Dès 1970 et l’officialisation de la construction de la centrale à Fessenheim, des mouvements citoyens et riverains se sont mobilisés pour dénoncer le danger de l’utilisation de la technique nucléaire et pour sauvegarder la vallée de la Moselle, lieu où serait construit le site nucléaire. Ces premiers contestataires de l’atome allaient être rejoints par 400 scientifiques et physiciens nucléaires de Strasbourg, de Paris et même du CEA (Commissariat à l’énergie atomique) pour lancer un appel pour refuser l’énergie nucléaire trop dangereuse. Malgré ces contestations, l’État décide de maintenir le projet et la centrale nucléaire est sortie de terre en 1977.

Pendant les 43 années de fonctionnement de Fessenheim, de nombreuses anomalies et failles de sûreté et de sécurité, mises en évidence par l’Autorité de sûreté nucléaire (ASN) et les associations anti-nucléaires, ont confirmé les inquiétudes du recours à l’énergie atomique : située en zone sismique et susceptible d’être inondée, avec des micro-fissures sur la cuve du 1er réacteur, des joints et composants obsolètes, un générateur de vapeur non conforme, des arrêts prolongés, plus de 15 incidents sur chaque réacteur jugés « précurseurs » par l’ASN car ils augmentent le risque d’accident, une vulnérabilité aux actes de malveillance et aux chutes d’avion.

L’heure de la retraite largement dépassée…

Fessenheim, comme les autres centrales nucléaires françaises, a été conçue pour fonctionner entre 30 et 40 ans. Au-delà, les réacteurs entrent dans une phase de vieillissement qui n’a pas été prévue par les ingénieurs et que la filière nucléaire ne maîtrise pas. De nombreux éléments (cuve, tuyauteries et câblages, mais aussi enceinte de béton…) deviennent plus fragiles, et une partie d’entre eux ne sont pas remplaçables. Pourtant, en France comme en Suisse, les exploitants de centrales nucléaires font tout pour exploiter les réacteurs beaucoup plus longtemps.

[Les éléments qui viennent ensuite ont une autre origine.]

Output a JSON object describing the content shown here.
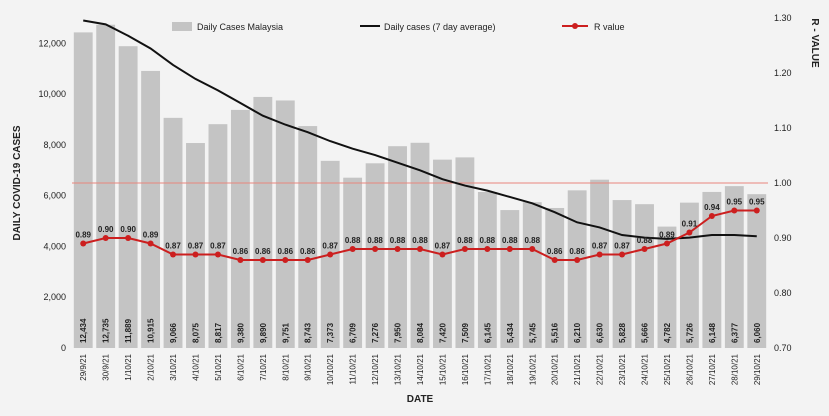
{
  "chart_data": {
    "type": "bar",
    "title": "",
    "xlabel": "DATE",
    "ylabel": "DAILY COVID-19 CASES",
    "y2label": "R - VALUE",
    "legend_position": "top",
    "grid": false,
    "ylim": [
      0,
      13000
    ],
    "y2lim": [
      0.7,
      1.3
    ],
    "yticks": [
      "0",
      "2,000",
      "4,000",
      "6,000",
      "8,000",
      "10,000",
      "12,000"
    ],
    "yticks_values": [
      0,
      2000,
      4000,
      6000,
      8000,
      10000,
      12000
    ],
    "y2ticks": [
      "0.70",
      "0.80",
      "0.90",
      "1.00",
      "1.10",
      "1.20",
      "1.30"
    ],
    "y2ticks_values": [
      0.7,
      0.8,
      0.9,
      1.0,
      1.1,
      1.2,
      1.3
    ],
    "reference_line": {
      "axis": "y2",
      "value": 1.0,
      "color": "#e8867c"
    },
    "categories": [
      "29/9/21",
      "30/9/21",
      "1/10/21",
      "2/10/21",
      "3/10/21",
      "4/10/21",
      "5/10/21",
      "6/10/21",
      "7/10/21",
      "8/10/21",
      "9/10/21",
      "10/10/21",
      "11/10/21",
      "12/10/21",
      "13/10/21",
      "14/10/21",
      "15/10/21",
      "16/10/21",
      "17/10/21",
      "18/10/21",
      "19/10/21",
      "20/10/21",
      "21/10/21",
      "22/10/21",
      "23/10/21",
      "24/10/21",
      "25/10/21",
      "26/10/21",
      "27/10/21",
      "28/10/21",
      "29/10/21"
    ],
    "series": [
      {
        "name": "Daily Cases Malaysia",
        "type": "bar",
        "axis": "y",
        "color": "#c4c4c4",
        "values": [
          12434,
          12735,
          11889,
          10915,
          9066,
          8075,
          8817,
          9380,
          9890,
          9751,
          8743,
          7373,
          6709,
          7276,
          7950,
          8084,
          7420,
          7509,
          6145,
          5434,
          5745,
          5516,
          6210,
          6630,
          5828,
          5666,
          4782,
          5726,
          6148,
          6377,
          6060
        ],
        "labels": [
          "12,434",
          "12,735",
          "11,889",
          "10,915",
          "9,066",
          "8,075",
          "8,817",
          "9,380",
          "9,890",
          "9,751",
          "8,743",
          "7,373",
          "6,709",
          "7,276",
          "7,950",
          "8,084",
          "7,420",
          "7,509",
          "6,145",
          "5,434",
          "5,745",
          "5,516",
          "6,210",
          "6,630",
          "5,828",
          "5,666",
          "4,782",
          "5,726",
          "6,148",
          "6,377",
          "6,060"
        ]
      },
      {
        "name": "Daily cases (7 day average)",
        "type": "line",
        "axis": "y",
        "color": "#111111",
        "values": [
          12900,
          12750,
          12300,
          11800,
          11150,
          10600,
          10150,
          9650,
          9150,
          8800,
          8500,
          8150,
          7850,
          7600,
          7300,
          7000,
          6650,
          6400,
          6200,
          5950,
          5700,
          5350,
          4950,
          4750,
          4450,
          4350,
          4300,
          4350,
          4450,
          4450,
          4400
        ]
      },
      {
        "name": "R value",
        "type": "line",
        "axis": "y2",
        "color": "#cc1f1f",
        "values": [
          0.89,
          0.9,
          0.9,
          0.89,
          0.87,
          0.87,
          0.87,
          0.86,
          0.86,
          0.86,
          0.86,
          0.87,
          0.88,
          0.88,
          0.88,
          0.88,
          0.87,
          0.88,
          0.88,
          0.88,
          0.88,
          0.86,
          0.86,
          0.87,
          0.87,
          0.88,
          0.89,
          0.91,
          0.94,
          0.95,
          0.95
        ],
        "labels": [
          "0.89",
          "0.90",
          "0.90",
          "0.89",
          "0.87",
          "0.87",
          "0.87",
          "0.86",
          "0.86",
          "0.86",
          "0.86",
          "0.87",
          "0.88",
          "0.88",
          "0.88",
          "0.88",
          "0.87",
          "0.88",
          "0.88",
          "0.88",
          "0.88",
          "0.86",
          "0.86",
          "0.87",
          "0.87",
          "0.88",
          "0.89",
          "0.91",
          "0.94",
          "0.95",
          "0.95"
        ]
      }
    ]
  }
}
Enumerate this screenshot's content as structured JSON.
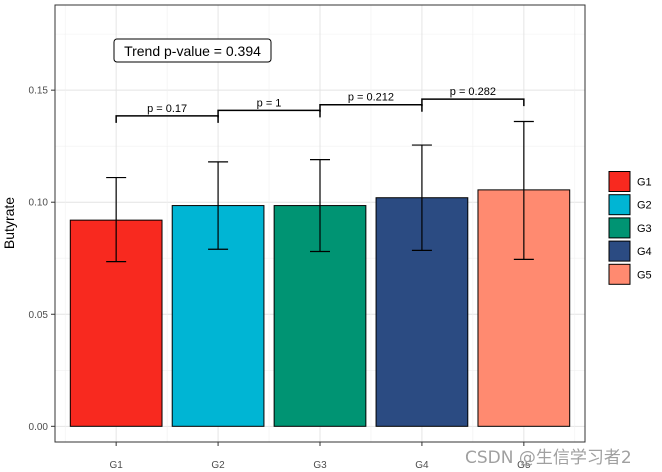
{
  "chart_data": {
    "type": "bar",
    "ylabel": "Butyrate",
    "xlabel": "",
    "ylim": [
      -0.007,
      0.188
    ],
    "y_ticks": [
      0.0,
      0.05,
      0.1,
      0.15
    ],
    "y_tick_labels": [
      "0.00",
      "0.05",
      "0.10",
      "0.15"
    ],
    "categories": [
      "G1",
      "G2",
      "G3",
      "G4",
      "G5"
    ],
    "values": [
      0.092,
      0.0985,
      0.0985,
      0.102,
      0.1055
    ],
    "error_low": [
      0.0735,
      0.079,
      0.078,
      0.0785,
      0.0745
    ],
    "error_high": [
      0.111,
      0.118,
      0.119,
      0.1255,
      0.136
    ],
    "colors": [
      "#F8291F",
      "#00B5D4",
      "#009473",
      "#2B4B82",
      "#FF8A70"
    ],
    "legend": {
      "position": "right",
      "entries": [
        "G1",
        "G2",
        "G3",
        "G4",
        "G5"
      ]
    },
    "annotation": "Trend p-value = 0.394",
    "comparisons": [
      {
        "groups": [
          "G1",
          "G2"
        ],
        "label": "p = 0.17",
        "y": 0.1385
      },
      {
        "groups": [
          "G2",
          "G3"
        ],
        "label": "p = 1",
        "y": 0.141
      },
      {
        "groups": [
          "G3",
          "G4"
        ],
        "label": "p = 0.212",
        "y": 0.1435
      },
      {
        "groups": [
          "G4",
          "G5"
        ],
        "label": "p = 0.282",
        "y": 0.146
      }
    ],
    "grid": true
  },
  "watermark": "CSDN @生信学习者2"
}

Même « rénovée » à grands frais, la centrale de Fessenheim n’aurait pas pu atteindre les exigences de sûreté imposées aux réacteurs plus récents. Sa fermeture était absolument nécessaire pour limiter les risques accidentels pour la France mais aussi pour l’Allemagne et la Suisse, situées à quelques dizaines de kilomètres à peine.

La fermeture des autres centrales doit être mieux anticipée


D’ici fin 2020, une douzaine d’autres réacteurs nucléaires auront dépassé 40 ans de fonctionnement, mais EDF tente d’imposer leur prolongation d’au moins dix ans, en y réalisant des travaux pour des coûts exorbitants et pourtant insuffisants à garantir un niveau de sécurité satisfaisant.

Maintes fois repoussée et controversée, la fermeture de Fessenheim n’a pas été correctement anticipée et préparée. La reconversion du territoire n’est que timidement amorcée, le sort des sous-traitants reste incertain. La fermeture a été subie par les acteurs du territoire. Il est impératif de tirer les leçons de la gestion de l’arrêt de Fessenheim en prévision de la fermeture à venir des autres réacteurs nucléaires vieillissants.


Au-delà de 40 ans, l’exploitation des réacteurs est incertaine et qu’on le veuille ou non, il faut anticiper leur fermeture. En Suisse, tous les réacteurs nucléaires auront dépassé les 40 ans d’activités en 2024. Le réacteur de Beznau a dépassé les 50 ans d’exploitation en 2019. Il a pourtant été arrêté pendant 3 ans après la découverte d’un bon millier de défauts dans le matériau de la cuve de pression en 2015. De façon à garantir la sécurité de la population, le mieux serait de sortir rapidement du nucléaire et de réaliser une transition vers un approvisionnement énergétique basé uniquement sur les renouvelables.